Over the course of the year, the band performs at various functions. At school, we perform at various functions, such as Christmas at Oratory and Arts Alive! in the spring (this year’s theme is the Beatles). We also compete outside a school at the Six Flags Music in the Park Day.


I asked Mr. Plagge about his impressions of the program over the last six years. He said the following:


“I am extremely proud of what our instrumental music program has become now vs. what it was when I arrived six years ago. In my first year, the previous director had retired and left me with a small, workable jazz band of about 17 students. The instrumentation was very uneven, but the students wanted to be there and wanted to work hard. I did my best to make sure that everyone could play together despite varying ability levels (Something I still do to this day). Through our Open House Programs, word of mouth and LOTS of emails and conversations, I was able to grow the program over the years to what is now a 35-member band with what I consider a fairly balanced instrumentation. We have enough of each type of instrument to play both concert band literature and jazz band literature, to be flexible in the level of difficulty of the music we play and to make a well-rounded, great sounding band.

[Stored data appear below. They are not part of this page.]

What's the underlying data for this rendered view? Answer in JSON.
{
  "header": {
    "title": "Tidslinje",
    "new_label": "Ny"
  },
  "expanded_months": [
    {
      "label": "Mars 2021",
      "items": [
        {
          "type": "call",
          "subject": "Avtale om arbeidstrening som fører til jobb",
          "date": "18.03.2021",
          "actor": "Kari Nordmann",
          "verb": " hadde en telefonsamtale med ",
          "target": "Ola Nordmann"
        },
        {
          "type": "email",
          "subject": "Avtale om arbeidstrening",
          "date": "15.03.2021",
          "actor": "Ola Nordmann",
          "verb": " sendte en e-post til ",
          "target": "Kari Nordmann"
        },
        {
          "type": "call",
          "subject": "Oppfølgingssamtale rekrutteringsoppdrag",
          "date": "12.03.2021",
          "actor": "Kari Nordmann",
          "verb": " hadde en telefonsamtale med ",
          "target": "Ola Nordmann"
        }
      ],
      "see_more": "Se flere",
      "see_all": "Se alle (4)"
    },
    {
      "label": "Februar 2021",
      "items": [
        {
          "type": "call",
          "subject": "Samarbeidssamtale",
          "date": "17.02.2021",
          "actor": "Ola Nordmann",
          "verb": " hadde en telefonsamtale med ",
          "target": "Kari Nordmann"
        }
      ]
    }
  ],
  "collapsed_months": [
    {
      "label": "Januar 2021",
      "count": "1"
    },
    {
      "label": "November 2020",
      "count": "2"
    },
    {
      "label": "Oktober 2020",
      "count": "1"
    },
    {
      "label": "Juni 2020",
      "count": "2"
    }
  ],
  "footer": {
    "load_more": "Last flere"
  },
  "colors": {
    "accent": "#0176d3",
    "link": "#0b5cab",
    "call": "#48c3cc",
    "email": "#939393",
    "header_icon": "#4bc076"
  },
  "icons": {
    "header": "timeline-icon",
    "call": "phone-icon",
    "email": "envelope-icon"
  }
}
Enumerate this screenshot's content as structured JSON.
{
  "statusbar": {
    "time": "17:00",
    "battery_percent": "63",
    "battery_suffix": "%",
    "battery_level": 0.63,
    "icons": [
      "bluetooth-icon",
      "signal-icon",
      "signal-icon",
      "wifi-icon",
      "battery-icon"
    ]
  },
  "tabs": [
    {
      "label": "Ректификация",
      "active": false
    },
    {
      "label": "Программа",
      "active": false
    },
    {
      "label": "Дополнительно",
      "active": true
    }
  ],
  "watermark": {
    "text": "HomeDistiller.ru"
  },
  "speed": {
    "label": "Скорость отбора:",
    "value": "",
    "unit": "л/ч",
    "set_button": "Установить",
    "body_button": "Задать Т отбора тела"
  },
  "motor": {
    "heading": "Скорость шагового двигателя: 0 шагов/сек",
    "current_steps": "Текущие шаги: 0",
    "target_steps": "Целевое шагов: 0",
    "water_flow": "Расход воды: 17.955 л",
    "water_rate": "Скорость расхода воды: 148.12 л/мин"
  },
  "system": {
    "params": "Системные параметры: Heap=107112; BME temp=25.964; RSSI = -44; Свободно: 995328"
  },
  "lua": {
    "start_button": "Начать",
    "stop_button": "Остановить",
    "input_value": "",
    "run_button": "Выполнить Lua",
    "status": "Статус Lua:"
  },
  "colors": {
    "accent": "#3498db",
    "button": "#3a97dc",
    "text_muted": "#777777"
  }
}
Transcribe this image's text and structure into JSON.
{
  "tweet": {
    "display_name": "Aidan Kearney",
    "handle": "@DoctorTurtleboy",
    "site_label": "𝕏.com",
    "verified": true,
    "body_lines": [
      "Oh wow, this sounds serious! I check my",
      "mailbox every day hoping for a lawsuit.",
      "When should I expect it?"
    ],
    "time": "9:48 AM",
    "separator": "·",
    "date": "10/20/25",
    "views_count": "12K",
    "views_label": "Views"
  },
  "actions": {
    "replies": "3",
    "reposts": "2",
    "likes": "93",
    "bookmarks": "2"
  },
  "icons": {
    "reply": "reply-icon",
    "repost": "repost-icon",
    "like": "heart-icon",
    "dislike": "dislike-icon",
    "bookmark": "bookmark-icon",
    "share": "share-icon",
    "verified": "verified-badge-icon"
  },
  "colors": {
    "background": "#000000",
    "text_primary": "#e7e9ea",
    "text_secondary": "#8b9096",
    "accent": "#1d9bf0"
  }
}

I owe a lot of our success to all of the students who take band, because without you guys coming in every day and wanting to play, there would be no program. The love of music is what keeps us growing on a yearly basis.

I also owe a lot to Mrs. Clark, who has been instrumental in the growth of our music ministry program, and the genesis of a vocal music program and the Performing Arts Club. Between the two of us, I believe we have created exactly what I wanted when I started: A well-rounded music program that serves all of the students of Oratory Prep regardless of their skill-level and can cover the vast number of interests in the performing arts.”